そのようなこともあって、何度も「来てくれないか」という要請を受け、最終的に「行きます」と答えて、こちらへ来ました。
【聞き手】
この施設も、もう約20年になるのですね。
【笹田】
そうです。20年になります。
当初は、現在とはかなり様子が違っていました。
建物も20年経ちましたが、中身について言えば、まず絶食療法を「医学」にしなければなりませんでした。
最初の3年間ほどは、絶食療法を医学として確立することに一生懸命取り組みました。
しかし、「21世紀の健康医学をつくる」という目的は、最初からありました。
【聞き手】
「絶食療法を医学にする」とは、具体的にはどういうことなのでしょうか。
【笹田】
絶食中に身体の中で何が起こっているのか、どのような変化が起こるのかを、きちんと把握することです。
そして、どうすれば安全な方法になるのかを明らかにする。
健康医学では、安全であることが何より重要です。
実際に調べていくと、内分泌系のホルモンなどが上昇したり下降したりして、大きく変動します。
その過程でも、生命体の素晴らしさを強く学ぶことができました。
そうした研究を通して、一応、安全なシステムにしていきました。
【聞き手】
当初ここへ来られる方は、肥満を何とかしたいという希望が主だったのでしょうか。
【笹田】
普通の肥満の方もおられましたし、過食や拒食を繰り返す方、さまざまな摂食上の問題を抱える方もおられました。
高血圧や糖尿病など、さまざまな生活習慣病の方もおられました。
また、さまざまな悩みや苦しみを持つ方もおられました。
実にさまざまでした。
【聞き手】
そうした方々に対して行われていたのが、絶食療法と呼吸法でしょうか。
【笹田】
絶食療法に加えて、丹田呼吸法を行っていました。
丹田というのは、おへその少し下あたりです。そこを意識して行う呼吸法です。
心の面でも身体の面でも非常によい結果が出ましたので、最初の3年間ほどは、「これはよい」と喜んでいました。
そのまま順調に進むと思っていました。
ところが、少しずつ状況が変わっていきました。
施設から帰られると、元へ戻ってしまうのです。つまりリバウンドです。
次々にリバウンドされる。何度行ってもリバウンドされる。
何もしなければ、だいたい半年ほどでリバウンドしてしまいました。
しかも、単に元の状態に戻るだけならまだよいのです。
「また駄目だった」
「私はやはり駄目なのだ」
という精神的な後遺症まで出てきます。
そうなると、健康医学はどうしても「リバウンドしない方法」にしなければならないと考えるようになりました。

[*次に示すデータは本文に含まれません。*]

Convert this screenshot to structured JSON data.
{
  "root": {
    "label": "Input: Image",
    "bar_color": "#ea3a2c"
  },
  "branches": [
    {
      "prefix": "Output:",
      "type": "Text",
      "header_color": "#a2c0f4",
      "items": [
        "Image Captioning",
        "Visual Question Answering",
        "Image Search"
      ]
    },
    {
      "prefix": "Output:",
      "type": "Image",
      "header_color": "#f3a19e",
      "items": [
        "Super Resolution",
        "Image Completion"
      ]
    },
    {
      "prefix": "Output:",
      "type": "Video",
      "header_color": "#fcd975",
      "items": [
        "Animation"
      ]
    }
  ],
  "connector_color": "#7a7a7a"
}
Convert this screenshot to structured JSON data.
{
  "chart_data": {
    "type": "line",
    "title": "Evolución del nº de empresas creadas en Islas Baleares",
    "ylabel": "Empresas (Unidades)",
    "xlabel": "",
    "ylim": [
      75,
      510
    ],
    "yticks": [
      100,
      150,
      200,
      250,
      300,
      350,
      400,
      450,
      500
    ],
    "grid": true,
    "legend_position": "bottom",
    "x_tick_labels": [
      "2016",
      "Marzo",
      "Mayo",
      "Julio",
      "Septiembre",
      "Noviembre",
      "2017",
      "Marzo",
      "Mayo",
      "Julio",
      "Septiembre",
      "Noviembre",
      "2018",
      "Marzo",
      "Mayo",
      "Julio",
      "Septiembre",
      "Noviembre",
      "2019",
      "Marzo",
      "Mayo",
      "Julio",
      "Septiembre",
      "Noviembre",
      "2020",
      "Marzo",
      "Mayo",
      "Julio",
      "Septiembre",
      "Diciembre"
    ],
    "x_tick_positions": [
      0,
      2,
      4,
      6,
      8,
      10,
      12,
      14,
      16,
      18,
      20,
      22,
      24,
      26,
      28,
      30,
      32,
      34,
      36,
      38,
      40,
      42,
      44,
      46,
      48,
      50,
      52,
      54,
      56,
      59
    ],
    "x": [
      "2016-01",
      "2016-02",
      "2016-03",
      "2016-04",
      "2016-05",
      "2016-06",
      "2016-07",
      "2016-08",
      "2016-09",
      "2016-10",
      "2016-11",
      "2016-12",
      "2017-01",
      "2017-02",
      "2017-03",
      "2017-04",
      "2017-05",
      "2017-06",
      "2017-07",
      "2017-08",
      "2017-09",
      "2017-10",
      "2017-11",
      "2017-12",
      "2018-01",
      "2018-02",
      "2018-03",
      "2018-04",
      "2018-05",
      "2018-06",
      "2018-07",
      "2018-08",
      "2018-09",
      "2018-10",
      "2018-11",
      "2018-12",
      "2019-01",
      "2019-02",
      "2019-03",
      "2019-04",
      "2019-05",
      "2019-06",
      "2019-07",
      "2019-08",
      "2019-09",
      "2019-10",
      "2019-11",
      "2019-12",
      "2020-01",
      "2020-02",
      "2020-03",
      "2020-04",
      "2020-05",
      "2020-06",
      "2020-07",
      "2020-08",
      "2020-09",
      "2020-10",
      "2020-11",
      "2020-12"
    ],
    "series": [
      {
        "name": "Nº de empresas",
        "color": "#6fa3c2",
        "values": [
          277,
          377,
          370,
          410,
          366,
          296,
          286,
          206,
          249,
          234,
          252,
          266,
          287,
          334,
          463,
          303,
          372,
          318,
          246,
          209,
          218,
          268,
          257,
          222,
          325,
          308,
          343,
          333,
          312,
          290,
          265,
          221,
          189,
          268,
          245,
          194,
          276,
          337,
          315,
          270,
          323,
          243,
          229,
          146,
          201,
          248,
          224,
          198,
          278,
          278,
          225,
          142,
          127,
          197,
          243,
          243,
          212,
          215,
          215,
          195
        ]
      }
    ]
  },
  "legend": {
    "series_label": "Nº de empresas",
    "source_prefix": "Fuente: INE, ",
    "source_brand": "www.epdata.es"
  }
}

社会が発展し続けている時代であれば、「まだまだ頑張りましょう」という言葉で進める面もあります。
しかし、豊かになり、発展そのものが難しくなり、閉塞感の強い社会状況になればなるほど、リバウンドしたときの精神的なダメージが強くなります。
この問題を解決することに、その後のほとんどの時間を費やしてきたように思います。
【聞き手】
リバウンドすると、かえって悪くなることもあるということですね。
【笹田】
そうです。
「自分は駄目なのだ」
「何度やっても駄目なのだ」
という自己否定、自己嫌悪に陥ります。
すると、さらに過食や酒、たばこなどに向かい、さまざまな悪循環が広がっていきます。
健康になるために行ったことが、逆に健康の足を引っ張りかねません。
そこを何とかしなければならないことが、最大の課題になりました。
一般的に言えば、「ストレスをどうするのか」ということが、中心的なテーマになったのです。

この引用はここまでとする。